Случилось отцу Варсонофию, в бытность свою врачом Василием Ардалионовичем Куницыным, получить место в первой градской больнице Москвы. Переводился он в столицу, хотя не из глухой, но глубинки, и назначение своё почитал за благо. Как-то во время его дежурства умер в тридцать шестой палате старик мафусаиловых лет. Умер и не от болезни даже — от немощи, сделавшейся следствием спокойного, но неуклонного угасания жизненного огня. Едва поступив в больницу, старик этот, называвшийся Изюмовым Авениром Ельпидифоровичем, немедленно привлёк к себе внимание как служителей богоугодного заведения, так и его обитателей. Интересен старик Изюмов казался и разудалым именем своим, и многолетием, прописанным на всём его облике, так что даже борода его была подёрнута зеленью, как застарелый сухарь плесенью, но главным образом, вероятно, какой-то неотмирностью, сообщавшейся ему близостью к тому заветному краю, за который каждому предстоит перешагнуть и возврата из-за которого нет никому. Ощущение этой чуждости миру суетному, где мертвецы погребают своих мертвецов, усугублялось ещё и тем, что к старику никто не приходил, никто не навещал его. Незадолго перед кончиной старик стал беспокоен: кряхтел, крестился, просил отпущения грехов. Но был ли причиной тому беззубый старческий рот, или это смерть близким и холодным дыханием своим остудила Изюмовские члены и связала силы, а может, так невнятен язык старости и одиночества, но никто решительно не разобрал его слов, когда бормотал он посиневшими губами: «попа бы мне...» Все, слышавшие это глухое бормотание, сошлись на том, что старик тщится напеть какую-то старинную песню. Мнение это утвердилось после того, как уборщица Вера Павловна Гедройц, являвшаяся каждодневно в палату с ведром грязной воды и с серой тряпкой из старого мешка, чтобы намочить пол вокруг больничных коек, и оказавшаяся рядом с койкой Изюмова, как раз, когда тот бормотал свои неясные слова, сказала:
— Старый-то... Сувенир Ельсветофорович... Слышь, ты — запел... Жених прямо!.. Пой, дедуль! Молодец! Ещё сто лет проживёшь!

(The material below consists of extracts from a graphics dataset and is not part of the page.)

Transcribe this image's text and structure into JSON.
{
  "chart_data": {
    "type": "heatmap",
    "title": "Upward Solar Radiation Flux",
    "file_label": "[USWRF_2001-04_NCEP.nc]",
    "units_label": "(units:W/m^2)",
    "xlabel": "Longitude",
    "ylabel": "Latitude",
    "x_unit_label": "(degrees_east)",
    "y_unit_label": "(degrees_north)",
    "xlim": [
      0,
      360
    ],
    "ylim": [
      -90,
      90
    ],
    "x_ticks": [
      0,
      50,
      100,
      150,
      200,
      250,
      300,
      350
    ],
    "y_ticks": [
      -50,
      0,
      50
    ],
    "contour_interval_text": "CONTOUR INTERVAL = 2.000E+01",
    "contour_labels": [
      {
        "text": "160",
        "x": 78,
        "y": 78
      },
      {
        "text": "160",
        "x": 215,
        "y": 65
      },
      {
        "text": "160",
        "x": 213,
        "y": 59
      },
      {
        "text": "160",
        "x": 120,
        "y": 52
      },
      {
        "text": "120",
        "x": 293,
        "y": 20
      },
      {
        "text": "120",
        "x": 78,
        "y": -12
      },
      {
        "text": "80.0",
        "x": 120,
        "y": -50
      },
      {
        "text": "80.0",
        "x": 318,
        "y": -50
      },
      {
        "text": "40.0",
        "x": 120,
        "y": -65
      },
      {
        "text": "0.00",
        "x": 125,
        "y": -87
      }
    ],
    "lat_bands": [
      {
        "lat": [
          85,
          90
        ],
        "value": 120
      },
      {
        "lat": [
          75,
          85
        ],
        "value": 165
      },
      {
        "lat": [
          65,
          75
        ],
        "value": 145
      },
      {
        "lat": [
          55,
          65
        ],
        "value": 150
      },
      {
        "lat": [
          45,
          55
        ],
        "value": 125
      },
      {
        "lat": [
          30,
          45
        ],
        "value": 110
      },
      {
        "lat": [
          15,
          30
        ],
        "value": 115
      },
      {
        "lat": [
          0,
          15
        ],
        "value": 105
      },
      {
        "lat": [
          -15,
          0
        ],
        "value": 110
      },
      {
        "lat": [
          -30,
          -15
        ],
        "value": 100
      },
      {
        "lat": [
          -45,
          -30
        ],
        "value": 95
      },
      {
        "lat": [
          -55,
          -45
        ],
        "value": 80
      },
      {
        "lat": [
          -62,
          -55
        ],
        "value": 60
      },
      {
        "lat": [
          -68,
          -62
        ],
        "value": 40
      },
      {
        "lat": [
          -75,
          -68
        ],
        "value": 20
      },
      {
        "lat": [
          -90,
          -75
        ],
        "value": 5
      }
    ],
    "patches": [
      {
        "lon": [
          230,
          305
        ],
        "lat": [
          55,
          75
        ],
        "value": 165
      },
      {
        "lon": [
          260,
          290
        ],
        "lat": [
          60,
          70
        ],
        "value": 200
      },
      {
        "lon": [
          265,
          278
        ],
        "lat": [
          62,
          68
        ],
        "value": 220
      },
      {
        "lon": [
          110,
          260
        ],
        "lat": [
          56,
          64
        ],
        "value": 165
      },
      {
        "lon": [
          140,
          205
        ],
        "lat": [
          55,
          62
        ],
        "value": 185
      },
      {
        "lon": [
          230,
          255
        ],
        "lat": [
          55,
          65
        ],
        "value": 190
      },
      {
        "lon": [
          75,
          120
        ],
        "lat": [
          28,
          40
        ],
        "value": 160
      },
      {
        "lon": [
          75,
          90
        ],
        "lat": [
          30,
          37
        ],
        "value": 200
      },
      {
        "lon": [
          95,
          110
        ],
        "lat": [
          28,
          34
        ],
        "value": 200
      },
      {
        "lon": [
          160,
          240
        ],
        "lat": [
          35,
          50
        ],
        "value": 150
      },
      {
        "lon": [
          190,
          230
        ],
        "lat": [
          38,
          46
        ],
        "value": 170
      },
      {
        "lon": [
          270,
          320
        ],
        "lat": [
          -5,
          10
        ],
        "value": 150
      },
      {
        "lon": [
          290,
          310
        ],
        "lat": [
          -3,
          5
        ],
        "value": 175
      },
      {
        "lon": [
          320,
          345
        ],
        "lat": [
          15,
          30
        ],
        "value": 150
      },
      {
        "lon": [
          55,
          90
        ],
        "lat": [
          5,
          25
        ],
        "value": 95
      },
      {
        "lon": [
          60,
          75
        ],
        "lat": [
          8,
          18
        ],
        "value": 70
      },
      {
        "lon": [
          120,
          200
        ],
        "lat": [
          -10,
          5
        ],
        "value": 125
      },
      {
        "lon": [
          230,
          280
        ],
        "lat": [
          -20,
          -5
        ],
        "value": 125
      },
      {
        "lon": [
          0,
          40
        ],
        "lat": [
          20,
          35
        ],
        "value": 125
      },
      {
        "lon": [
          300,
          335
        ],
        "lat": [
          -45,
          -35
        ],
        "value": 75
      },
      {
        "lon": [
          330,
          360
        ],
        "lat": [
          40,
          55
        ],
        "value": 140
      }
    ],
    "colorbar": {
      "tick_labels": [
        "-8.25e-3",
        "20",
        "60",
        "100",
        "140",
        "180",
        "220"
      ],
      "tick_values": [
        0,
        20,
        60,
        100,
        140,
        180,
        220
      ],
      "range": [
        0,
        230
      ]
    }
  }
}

И следом сама стала «подпевать» старику:
— Па-ба-па... Па-па-ба-па-ба... Па-ба-па...
Но на другой день во время утреннего обхода, когда Изюмов снова вздумал «петь» молодой врач Куницын, задержавшийся подле него и зачем-то прислушавшийся к его бормотанию, вдруг сказал:
— А старик-то ведь не поёт... Попа просит!..
Слова эти, сказанные вполголоса, прозвучали зловеще, заставив всех замолчать. Что-то страшное таилось в открытии молодого врача, как если бы слова старика, подобно валтасаровой надписи, появились бы вдруг на стене страшным предупреждением.
Куницын малодушно обрадовался тому, какое впечатление произвело на больничную публику его открытие. Но в следующую секунду ему стало неловко смущения, охватившего несчастных больных, и он, стараясь развеять морок, который сам же и напустил, сказал:
— Ну, поп, говорят, что клоп — людскую кровь пьёт, так что мы дедушку в обиду не дадим.
Больные заулыбались, смущение кое-как было преодолено, и Куницын снова остался доволен собой. Переходя от больного к больному, он говорил без умолку, трунил беззлобно и несколько раз удачно пошутил. Покинул Куницын палату №36 в настроении приподнятом. Однако благодушию его суждено было вскоре развеяться, потому что из тридцать шестой сообщили, что со стариком Изюмовым неладно. Куницыну оставалось лишь констатировать смерть.
Старик был так стар, что в пору было развести руками, вспомнив древнюю мудрость: «В саду от смерти нет трав». Но чувство вины и причастности к чему-то неправому не оставляло Куницына на протяжении всего дня. А вечером привело его в морг к патологоанатому Сильвестру Цветкову, вкусив от щедрот которого, Куницын захотел в последний раз видеть старика.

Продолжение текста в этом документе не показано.